Critical Overview
Last Updated on June 1, 2019, by eNotes Editorial. Word Count: 835
The critical reputation of Cry, the Beloved Country in the international community has been overwhelmingly positive. Alan Paton's novel, both written and submitted to publishers while on a tour, received much praise the moment it was released. It sold out on its first day of appearance and entered its sixth print run by the end of the year. Back home in South Africa, however, the newly independent Paton was not so warmly embraced. The novel was critical of the new regime and Afrikaners because of their narrow vision and fear-ridden pride. Conversely, black South Africans could never forgive Paton for being a white and could never see the book as anything but a parable written by a white man—sympathetic though he was. The most positive reviewer from this camp was Dennis Brutus, a poet who was a prison inmate with Nelson Mandela. Brutus attributed a new sort of writing in South Africa to Paton and his novel. Paton, said Brutus, set in motion a writing that viewed apartheid critically in such a way as to move people and awaken them to our blight of inhumanity. Unfortunately, Brutus's valuation was retrospective as well as a minority opimon. Martin Tucker, in his book Africa in Modern Literature, said that few writers were indebted to Paton. Even so, Cry, the Beloved Country outsold all other books except the Bible in South Africa.
Though the first print run was small, the critics picked up the novel and sounded its triumph. The New York Times Review, the New York Herald Tribune Weekly Book Review, and the Yale Review were all enthusiastic in 1948 when the novel was released. They applauded the new sense of lyricism which Paton had brought English literature by the adoption of the Zulu and Xosa syntax. They praised the breadth of the subject matter yet simple style of the book. While still positive, there were those critics who seemed to miss the point of the novel. One example was Harold C. Gardiner's review in which he says, "the story is preeminently one of individuals. There are no sweeping and grandiose statements about 'the race problem.'" Apparently, he would have preferred a normal protest novel to the more poetic parable Paton wrote.
In 1957, Sheridan Baker wrote an interpretive article which found that the geography of Paton's story was not only symbolic but that it was the same type of Christian allegory to be found in Bunyan's The Pilgrim's Progress and Dante's Divine Comedy. This would not have been so bad, says Edward Callahan in his 1991 book, but Baker used his idea about Paton's work in an educational packet wherein children were instructed by Baker to make ludicrous associations in the novel Fortunately, the article by Harry A. Gailey entitled "Sheridan Baker's 'Paton's Beloved Country,'" in which Gailey says that the interpretation of Baker is textually baseless, is also included in the anthology of Baker.

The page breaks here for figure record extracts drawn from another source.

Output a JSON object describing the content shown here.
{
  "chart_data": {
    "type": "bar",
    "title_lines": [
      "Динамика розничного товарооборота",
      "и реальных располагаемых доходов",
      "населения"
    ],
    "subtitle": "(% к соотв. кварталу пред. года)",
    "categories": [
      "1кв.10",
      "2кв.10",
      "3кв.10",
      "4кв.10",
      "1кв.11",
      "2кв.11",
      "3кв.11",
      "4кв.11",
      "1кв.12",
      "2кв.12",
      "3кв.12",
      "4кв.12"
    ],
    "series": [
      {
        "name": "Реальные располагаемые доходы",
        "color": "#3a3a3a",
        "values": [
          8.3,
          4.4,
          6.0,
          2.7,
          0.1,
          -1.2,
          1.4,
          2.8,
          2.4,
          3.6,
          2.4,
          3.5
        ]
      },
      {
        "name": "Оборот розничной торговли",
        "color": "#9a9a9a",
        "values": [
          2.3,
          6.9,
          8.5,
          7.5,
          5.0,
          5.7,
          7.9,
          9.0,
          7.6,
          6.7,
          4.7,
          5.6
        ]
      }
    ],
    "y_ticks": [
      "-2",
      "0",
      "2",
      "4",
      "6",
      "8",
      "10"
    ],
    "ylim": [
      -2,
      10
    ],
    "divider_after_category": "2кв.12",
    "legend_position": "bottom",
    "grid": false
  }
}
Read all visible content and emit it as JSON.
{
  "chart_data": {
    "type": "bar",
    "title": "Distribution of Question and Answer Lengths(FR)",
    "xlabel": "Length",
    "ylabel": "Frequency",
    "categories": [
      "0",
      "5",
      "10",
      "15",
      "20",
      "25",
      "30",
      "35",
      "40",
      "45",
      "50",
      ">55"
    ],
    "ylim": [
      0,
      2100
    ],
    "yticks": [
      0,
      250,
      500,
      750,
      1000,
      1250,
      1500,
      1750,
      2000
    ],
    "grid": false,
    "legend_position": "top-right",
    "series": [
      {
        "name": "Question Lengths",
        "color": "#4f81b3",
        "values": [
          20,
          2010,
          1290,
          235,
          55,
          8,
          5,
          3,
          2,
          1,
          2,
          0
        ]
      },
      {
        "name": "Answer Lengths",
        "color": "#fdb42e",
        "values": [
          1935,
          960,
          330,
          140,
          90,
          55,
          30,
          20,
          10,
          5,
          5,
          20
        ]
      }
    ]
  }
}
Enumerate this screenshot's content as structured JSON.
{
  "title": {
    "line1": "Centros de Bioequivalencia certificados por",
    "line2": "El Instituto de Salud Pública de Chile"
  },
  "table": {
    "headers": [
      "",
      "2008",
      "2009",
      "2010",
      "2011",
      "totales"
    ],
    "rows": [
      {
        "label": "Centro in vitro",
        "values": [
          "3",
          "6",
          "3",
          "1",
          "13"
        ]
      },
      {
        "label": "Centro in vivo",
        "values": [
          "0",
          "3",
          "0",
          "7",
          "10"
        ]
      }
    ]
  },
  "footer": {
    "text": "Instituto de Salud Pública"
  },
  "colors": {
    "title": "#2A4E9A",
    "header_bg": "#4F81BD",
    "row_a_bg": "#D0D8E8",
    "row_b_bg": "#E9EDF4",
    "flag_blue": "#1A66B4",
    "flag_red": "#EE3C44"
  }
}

A more rational approach to the novel was close by. Edmund Fuller wrote glowingly of the novel in his Man in Modern Fiction. There he wrote that Cry, the Beloved Country "is a great and dramatic novel because Alan Paton in addition to his skill of workmanship sees with clear eyes both good and evil, differentiates them, pitches them in conflict with each other, and takes sides." Thus, while moving only slightly beyond the obvious praise for Paton's political stance, a critic was seeing the story as that of an individual quest for meaning and not just a political protest.
Most criticism of the book simply sides with Paton due to the political tension of the work. In fact, there is little variation amongst the reviewers when it comes to what it is in the novel which deserves praise. Mostly, it was felt that the quasi-Biblical language of the novel was an emotional catalyst that helped to place the reader on the side of the Kumalos and only secondarily with the Jarvis family. Typical of these reviews is that by Edwin Bruell in "Keen Scalpel on Racial Ills." In that article he compared Paton's novel with Harper Lee's To Kill a Mockingbird because both novels present children as the innocent victims of society's molding forces. Another review by Myron Matlaw in Arcadia simply sums up the critical view of Paton: "Understatement, deceptive simplicity, repetition, selectivity of narrative, episode, and setting, as well as the emotional charge of Paton's style—all these are manifested in Paton's characters as well."
In a recent book by Edward Callan, Cry, the Beloved Country: A Novel of South Africa, the view is taken that the book is a classic because of its endurance. After forty years and two movies, Paton's novel is still widely read. He also cites the work as having a universal appeal because of its poetic language and its theme of human responsibility. The setting for the novel, adds Callan, has changed incredibly in that span of time but he makes no prediction about how this will affect the reception of the work.